Li Maoxun was a Uyghur warlord active during the late Tang Era of Chinese history, who seized control of Lulong (盧龍) around modern Beijing from 875 to 876 before retiring and turning control of the area over to his son Li Keju.

==Life==
It is not known when Li Maoxun was born, but it was known that he was a member of the Abusi (阿布思) tribe of the Uyghur Empire. During the period of Zhang Zhongwu's service as the military governor (jiedushi) of Lulong (841–849), Li Maoxun surrendered with other nobles of his tribe during one of Zhang's campaigns against them. He was given a Chinese name with the imperial clan surname of Li. Skillful in horse riding and archery, he was much favored by Zhang and often sent on other border campaigns.

By 875, Lulong was held by Zhang Gongsu, who was not closely related to Zhang Zhongwu. The official histories of the dynasty note that his soldiers despised him for his harshness and violence and hoped that the officer Chen Gongyan (陳貢言), then the commander of the nearby Naxiang Garrison (納降軍), would soon take over.

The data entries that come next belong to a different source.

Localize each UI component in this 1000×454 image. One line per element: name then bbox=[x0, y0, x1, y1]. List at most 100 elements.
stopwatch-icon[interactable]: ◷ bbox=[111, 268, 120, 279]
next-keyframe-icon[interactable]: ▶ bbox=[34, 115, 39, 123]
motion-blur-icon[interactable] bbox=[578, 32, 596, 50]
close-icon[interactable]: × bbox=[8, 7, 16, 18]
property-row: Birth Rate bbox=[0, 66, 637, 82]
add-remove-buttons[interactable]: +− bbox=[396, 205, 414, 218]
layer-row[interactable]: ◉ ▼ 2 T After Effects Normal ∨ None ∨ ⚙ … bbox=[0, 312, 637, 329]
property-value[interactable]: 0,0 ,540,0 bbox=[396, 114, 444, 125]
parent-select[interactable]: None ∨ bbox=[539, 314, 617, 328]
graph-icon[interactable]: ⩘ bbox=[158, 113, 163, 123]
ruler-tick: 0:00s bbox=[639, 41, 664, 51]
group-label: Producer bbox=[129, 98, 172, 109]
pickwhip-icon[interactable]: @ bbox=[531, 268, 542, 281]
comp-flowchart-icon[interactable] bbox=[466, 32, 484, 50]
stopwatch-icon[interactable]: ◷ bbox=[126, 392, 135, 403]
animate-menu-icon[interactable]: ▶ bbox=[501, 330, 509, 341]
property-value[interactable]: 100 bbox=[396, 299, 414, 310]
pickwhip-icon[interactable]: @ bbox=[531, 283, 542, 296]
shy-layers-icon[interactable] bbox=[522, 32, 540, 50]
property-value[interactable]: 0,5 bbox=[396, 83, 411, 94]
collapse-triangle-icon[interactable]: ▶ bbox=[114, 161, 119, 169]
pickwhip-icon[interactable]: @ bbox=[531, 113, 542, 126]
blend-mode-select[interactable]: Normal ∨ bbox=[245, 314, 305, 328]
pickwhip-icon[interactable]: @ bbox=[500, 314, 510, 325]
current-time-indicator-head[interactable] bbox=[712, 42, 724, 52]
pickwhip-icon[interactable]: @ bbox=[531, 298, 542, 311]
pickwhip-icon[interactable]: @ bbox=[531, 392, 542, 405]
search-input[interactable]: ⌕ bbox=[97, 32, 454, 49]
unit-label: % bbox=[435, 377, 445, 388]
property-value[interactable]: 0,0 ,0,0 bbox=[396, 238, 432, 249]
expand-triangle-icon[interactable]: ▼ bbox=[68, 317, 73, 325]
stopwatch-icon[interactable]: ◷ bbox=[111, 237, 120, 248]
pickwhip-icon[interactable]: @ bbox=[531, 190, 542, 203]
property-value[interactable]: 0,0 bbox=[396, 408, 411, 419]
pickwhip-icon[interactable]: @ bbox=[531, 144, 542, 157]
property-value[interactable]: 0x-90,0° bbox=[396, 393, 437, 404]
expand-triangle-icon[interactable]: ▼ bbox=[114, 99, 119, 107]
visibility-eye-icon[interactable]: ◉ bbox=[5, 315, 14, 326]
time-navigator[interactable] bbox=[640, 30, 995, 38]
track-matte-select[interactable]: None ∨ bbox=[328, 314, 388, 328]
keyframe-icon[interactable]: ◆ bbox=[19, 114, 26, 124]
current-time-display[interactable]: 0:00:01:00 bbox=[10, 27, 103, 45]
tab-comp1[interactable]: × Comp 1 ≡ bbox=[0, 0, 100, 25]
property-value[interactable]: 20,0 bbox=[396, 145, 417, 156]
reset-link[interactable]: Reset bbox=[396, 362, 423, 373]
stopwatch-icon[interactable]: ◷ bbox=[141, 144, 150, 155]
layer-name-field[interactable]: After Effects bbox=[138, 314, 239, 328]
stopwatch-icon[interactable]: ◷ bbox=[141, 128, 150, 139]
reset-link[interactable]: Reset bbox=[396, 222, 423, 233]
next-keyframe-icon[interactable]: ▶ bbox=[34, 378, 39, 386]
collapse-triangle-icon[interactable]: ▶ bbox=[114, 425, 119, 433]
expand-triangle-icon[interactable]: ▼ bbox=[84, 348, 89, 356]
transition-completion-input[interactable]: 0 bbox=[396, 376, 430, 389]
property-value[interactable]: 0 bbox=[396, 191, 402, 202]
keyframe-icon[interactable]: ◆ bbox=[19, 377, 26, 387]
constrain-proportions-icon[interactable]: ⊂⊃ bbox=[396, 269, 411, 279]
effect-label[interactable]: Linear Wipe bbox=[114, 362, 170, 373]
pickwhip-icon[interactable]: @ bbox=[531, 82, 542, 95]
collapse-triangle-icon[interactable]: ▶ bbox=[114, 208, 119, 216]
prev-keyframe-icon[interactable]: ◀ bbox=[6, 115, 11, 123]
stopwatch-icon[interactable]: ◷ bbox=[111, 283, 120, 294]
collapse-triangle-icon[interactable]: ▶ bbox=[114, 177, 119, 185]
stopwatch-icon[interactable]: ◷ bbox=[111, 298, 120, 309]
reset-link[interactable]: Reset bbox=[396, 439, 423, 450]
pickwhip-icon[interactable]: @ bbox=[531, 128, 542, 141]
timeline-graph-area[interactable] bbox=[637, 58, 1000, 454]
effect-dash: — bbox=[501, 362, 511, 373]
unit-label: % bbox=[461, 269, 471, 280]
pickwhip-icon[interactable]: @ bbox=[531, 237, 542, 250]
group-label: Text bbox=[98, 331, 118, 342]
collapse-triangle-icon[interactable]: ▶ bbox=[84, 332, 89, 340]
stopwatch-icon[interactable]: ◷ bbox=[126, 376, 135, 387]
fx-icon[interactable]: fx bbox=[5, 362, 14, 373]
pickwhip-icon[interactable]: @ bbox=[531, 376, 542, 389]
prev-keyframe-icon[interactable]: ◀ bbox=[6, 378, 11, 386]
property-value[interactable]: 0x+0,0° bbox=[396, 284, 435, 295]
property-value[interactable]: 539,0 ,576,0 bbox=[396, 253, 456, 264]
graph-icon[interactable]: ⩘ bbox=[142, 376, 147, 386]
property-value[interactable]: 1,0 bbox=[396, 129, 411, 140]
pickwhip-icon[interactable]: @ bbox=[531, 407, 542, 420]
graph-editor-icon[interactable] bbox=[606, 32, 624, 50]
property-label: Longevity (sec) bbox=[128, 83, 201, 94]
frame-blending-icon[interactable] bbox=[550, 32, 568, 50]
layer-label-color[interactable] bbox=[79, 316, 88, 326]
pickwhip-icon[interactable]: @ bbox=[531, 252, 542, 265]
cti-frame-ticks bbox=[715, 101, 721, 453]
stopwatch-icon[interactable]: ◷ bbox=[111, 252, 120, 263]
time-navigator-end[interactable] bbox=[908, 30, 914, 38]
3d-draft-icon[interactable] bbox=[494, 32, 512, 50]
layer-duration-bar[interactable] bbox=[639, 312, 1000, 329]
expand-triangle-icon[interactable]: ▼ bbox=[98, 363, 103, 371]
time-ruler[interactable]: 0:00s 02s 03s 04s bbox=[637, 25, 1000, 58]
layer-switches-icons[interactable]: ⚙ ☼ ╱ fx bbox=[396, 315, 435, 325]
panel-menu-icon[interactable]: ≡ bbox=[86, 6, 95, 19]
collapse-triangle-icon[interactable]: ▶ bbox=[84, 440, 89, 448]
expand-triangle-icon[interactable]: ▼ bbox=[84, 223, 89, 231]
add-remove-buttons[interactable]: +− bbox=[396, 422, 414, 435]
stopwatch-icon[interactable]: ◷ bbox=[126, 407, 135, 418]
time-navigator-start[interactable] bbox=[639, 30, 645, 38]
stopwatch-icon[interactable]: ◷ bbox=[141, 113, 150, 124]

Before that could happen, the ambitious Li Maoxun instead assassinated Chen, took his army, and headed toward the provincial capital Youzhou (Beijing), claiming to be Chen's forward commander against Zhang. Zhang engaged him and was defeated, and Zhang fled to the imperial capital Chang'an. Once Li entered Youzhou, its people realized that he was not acting on Chen's behalf but, given that he had the prefecture under control by this time, they supported him nonetheless. The reigning Emperor Xizong accepted this, commissioning Li first as the acting military governor and then formalizing his position as full military governor.

In the spring of 876, Li Maoxun requested retirement and asked that his son Li Keju be named his replacement. Emperor Xizong agreed, and allowed Li Maoxun to retire while making Li Keju first acting military governor and later full military governor. That was the last historical reference to Li Maoxun. It is not known when he died, although it was presumably long before his son—facing the mutiny by his officer Li Quanzhong—committed suicide along with his entire family in 885.